Nowadays, DHRYSTONE is not a good benchmark (Google...). But it's good enough to show that -O2 is not allways the best choice**. Indeed, this gives the best numbers with all optimizations turned on.
(And I noticed that "Huston, we have a problem!!" optimizing for size has a serious problem (Crash?). Must be something in the core.. (USB?) but I'm too lazy to look for the reason.)

Code:
/*
 ****************************************************************************

                     "DHRYSTONE" Benchmark Program
                     -----------------------------

    Version:    C, Version 2.1

    File:       dhry.h (part 1 of 3)

    Date:       May 25, 1988

    Author:     Reinhold P. Weicker
                        Siemens AG, E STE 35
                        Postfach 3240
                        8520 Erlangen
                        Germany (West)
                                Phone:  [xxx-49]-9131-7-20330
                                        (8-17 Central European Time)
                                Usenet: ..!mcvax!unido!estevax!weicker

                Original Version (in Ada) published in
                "Communications of the ACM" vol. 27., no. 10 (Oct. 1984),
                pp. 1013 - 1030, together with the statistics
                on which the distribution of statements etc. is based.

                In this C version, the following C library functions are used:
                - strcpy, strcmp (inside the measurement loop)
                - Serial.printf, scanf (outside the measurement loop)
                In addition, Berkeley UNIX system calls "times ()" or "time ()"
                are used for execution time measurement. For measurements
                on other systems, these calls have to be changed.

    Collection of Results:
                Reinhold Weicker (address see above) and

                Rick Richardson
                PC Research. Inc.
                94 Apple Orchard Drive
                Tinton Falls, NJ 07724
                        Phone:  (201) 389-8963 (9-17 EST)
                        Usenet: ...!uunet!pcrat!rick

        Please send results to Rick Richardson and/or Reinhold Weicker.
        Complete information should be given on hardware and software used.
        Hardware information includes: Machine type, CPU, type and size
        of caches; for microprocessors: clock frequency, memory speed
        (number of wait states).
        Software information includes: Compiler (and runtime library)
        manufacturer and version, compilation switches, OS version.
        The Operating System version may give an indication about the
        compiler; Dhrystone itself performs no OS calls in the measurement loop.

        The complete output generated by the program should be mailed
        such that at least some checks for correctness can be made.
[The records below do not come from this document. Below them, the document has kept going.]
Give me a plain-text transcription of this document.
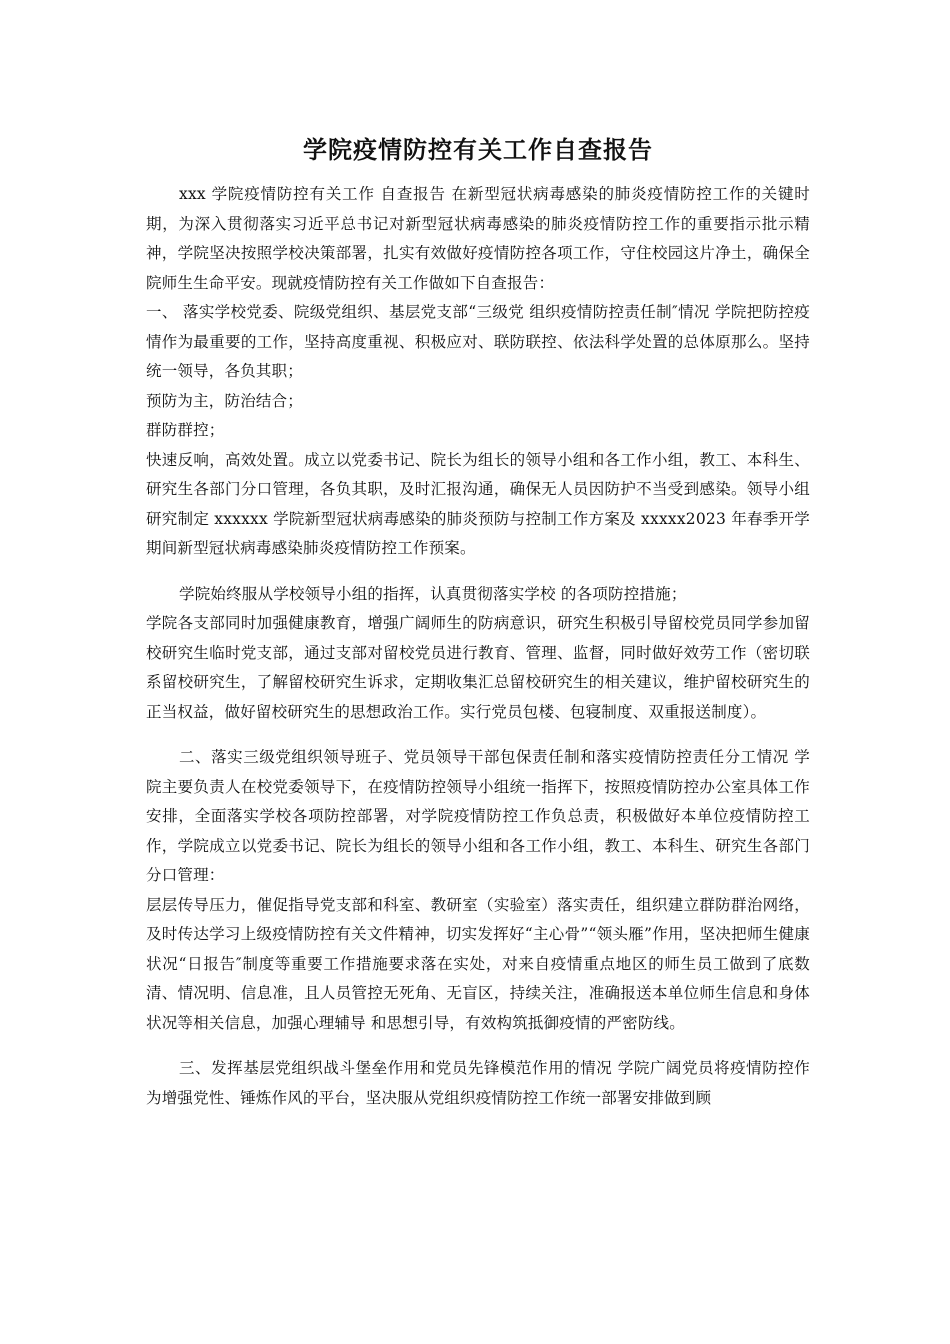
学院疫情防控有关工作自查报告

xxx 学院疫情防控有关工作 自查报告 在新型冠状病毒感染的肺炎疫情防控工作的关键时期，为深入贯彻落实习近平总书记对新型冠状病毒感染的肺炎疫情防控工作的重要指示批示精神，学院坚决按照学校决策部署，扎实有效做好疫情防控各项工作，守住校园这片净土，确保全院师生生命平安。现就疫情防控有关工作做如下自查报告：

一、 落实学校党委、院级党组织、基层党支部“三级党 组织疫情防控责任制″情况 学院把防控疫情作为最重要的工作，坚持高度重视、积极应对、联防联控、依法科学处置的总体原那么。坚持统一领导，各负其职；

预防为主，防治结合；

群防群控；

快速反响，高效处置。成立以党委书记、院长为组长的领导小组和各工作小组，教工、本科生、研究生各部门分口管理，各负其职，及时汇报沟通，确保无人员因防护不当受到感染。领导小组研究制定 xxxxxx 学院新型冠状病毒感染的肺炎预防与控制工作方案及 xxxxx2023 年春季开学期间新型冠状病毒感染肺炎疫情防控工作预案。

学院始终服从学校领导小组的指挥，认真贯彻落实学校 的各项防控措施；

学院各支部同时加强健康教育，增强广阔师生的防病意识，研究生积极引导留校党员同学参加留校研究生临时党支部，通过支部对留校党员进行教育、管理、监督，同时做好效劳工作（密切联系留校研究生，了解留校研究生诉求，定期收集汇总留校研究生的相关建议，维护留校研究生的正当权益，做好留校研究生的思想政治工作。实行党员包楼、包寝制度、双重报送制度）。

二、落实三级党组织领导班子、党员领导干部包保责任制和落实疫情防控责任分工情况 学院主要负责人在校党委领导下，在疫情防控领导小组统一指挥下，按照疫情防控办公室具体工作安排，全面落实学校各项防控部署，对学院疫情防控工作负总责，积极做好本单位疫情防控工作，学院成立以党委书记、院长为组长的领导小组和各工作小组，教工、本科生、研究生各部门分口管理：

层层传导压力，催促指导党支部和科室、教研室（实验室）落实责任，组织建立群防群治网络，及时传达学习上级疫情防控有关文件精神，切实发挥好“主心骨”“领头雁”作用，坚决把师生健康状况“日报告″制度等重要工作措施要求落在实处，对来自疫情重点地区的师生员工做到了底数清、情况明、信息准，且人员管控无死角、无盲区，持续关注，准确报送本单位师生信息和身体状况等相关信息，加强心理辅导 和思想引导，有效构筑抵御疫情的严密防线。

三、发挥基层党组织战斗堡垒作用和党员先锋模范作用的情况 学院广阔党员将疫情防控作为增强党性、锤炼作风的平台，坚决服从党组织疫情防控工作统一部署安排做到顾
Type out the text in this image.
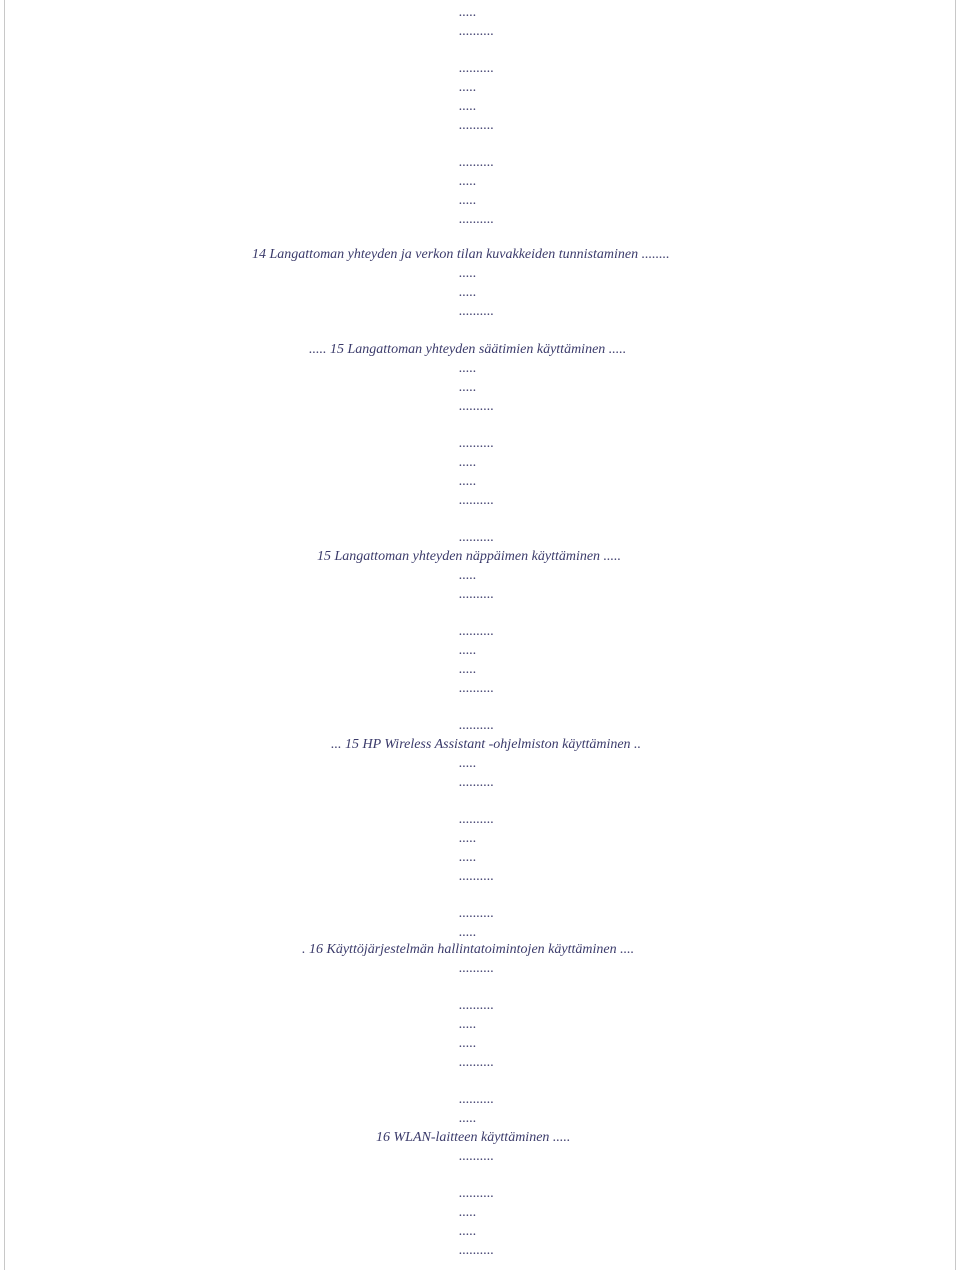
.....
..........
..........
.....
.....
..........
..........
.....
.....
..........
14 Langattoman yhteyden ja verkon tilan kuvakkeiden tunnistaminen ........
.....
.....
..........
..... 15 Langattoman yhteyden säätimien käyttäminen .....
.....
.....
..........
..........
.....
.....
..........
..........
15 Langattoman yhteyden näppäimen käyttäminen .....
.....
..........
..........
.....
.....
..........
..........
... 15 HP Wireless Assistant -ohjelmiston käyttäminen ..
.....
..........
..........
.....
.....
..........
..........
.....
. 16 Käyttöjärjestelmän hallintatoimintojen käyttäminen ....
..........
..........
.....
.....
..........
..........
.....
16 WLAN-laitteen käyttäminen .....
..........
..........
.....
.....
..........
 ***************************************************************************

    History:    This version C/2.1 has been made for two reasons:

                1) There is an obvious need for a common C version of
                Dhrystone, since C is at present the most popular system
                programming language for the class of processors
                (microcomputers, minicomputers) where Dhrystone is used most.
                There should be, as far as possible, only one C version of
                Dhrystone such that results can be compared without
                restrictions. In the past, the C versions distributed
                by Rick Richardson (Version 1.1) and by Reinhold Weicker
                had small (though not significant) differences.

                2) As far as it is possible without changes to the Dhrystone
                statistics, optimizing compilers should be prevented from
                removing significant statements.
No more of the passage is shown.